Cell Division Program, recently released.

This is the first animated computer simulation of cell proliferation in a living tissue. The program takes into account the long-neglected, although, well known fact that a living tissue represents an integral structure composed of interconnected cells and having a tissue-specific architectonics. In the program, the tissue is represented as a two-dimensional hexagonal lattice that can be curved and folded. Cell contacts within the lattice are permanent and are not broken by cell division. The program operates with two basic mechanisms: a) the division wave and b) the cell death (apoptosis) serving as an initiation point for cell division.

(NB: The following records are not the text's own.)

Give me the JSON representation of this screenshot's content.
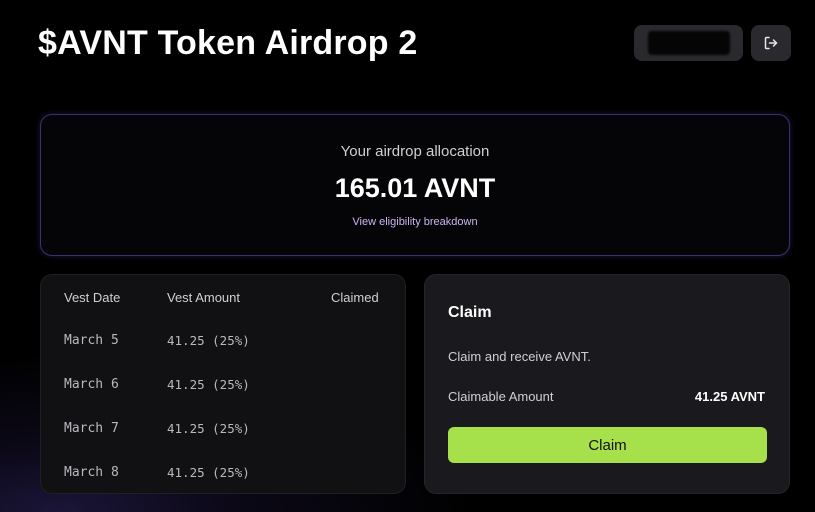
{
  "header": {
    "title": "$AVNT Token Airdrop 2",
    "wallet_label": "",
    "logout_icon": "logout-icon"
  },
  "allocation": {
    "label": "Your airdrop allocation",
    "amount": "165.01 AVNT",
    "link": "View eligibility breakdown"
  },
  "vesting": {
    "headers": [
      "Vest Date",
      "Vest Amount",
      "Claimed"
    ],
    "rows": [
      {
        "date": "March 5",
        "amount": "41.25 (25%)",
        "claimed": ""
      },
      {
        "date": "March 6",
        "amount": "41.25 (25%)",
        "claimed": ""
      },
      {
        "date": "March 7",
        "amount": "41.25 (25%)",
        "claimed": ""
      },
      {
        "date": "March 8",
        "amount": "41.25 (25%)",
        "claimed": ""
      }
    ]
  },
  "claim": {
    "title": "Claim",
    "description": "Claim and receive AVNT.",
    "claimable_label": "Claimable Amount",
    "claimable_value": "41.25 AVNT",
    "button_label": "Claim"
  },
  "colors": {
    "accent": "#a6e04b",
    "border_purple": "#3d2f6e",
    "link": "#c9b6f5"
  }
}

The program models cell proliferation, cell movement and cell growth in the crypt of intestinal epithelium. It can demonstrate the cell proliferation in a steady state, when cells are dividing, but the size of the crypt remains unchanged. It shows how the cells move along the crypt axis as a result of division waves propagating within the cell layer. In this process, the lattice undergoes peculiar transformations, rotating the direction of spiral rows of cells forming the crypt cylinder and changing the cell pattern but not the diameter of the cylinder.

The program allows modeling of other tissues with different structures. The rates of cell division and growth can be varied and the two processes can be uncoupled; this allows one to emulate certain cell patterns and shapes found in real tissues. Some structures will display growth and, in fact, will "develop" themselves, increasing their complexity. The model suggests a biological role of cell death (apoptosis). It also suggests proliferation patterns of stem cells that so far have escaped the attention of cell biologists.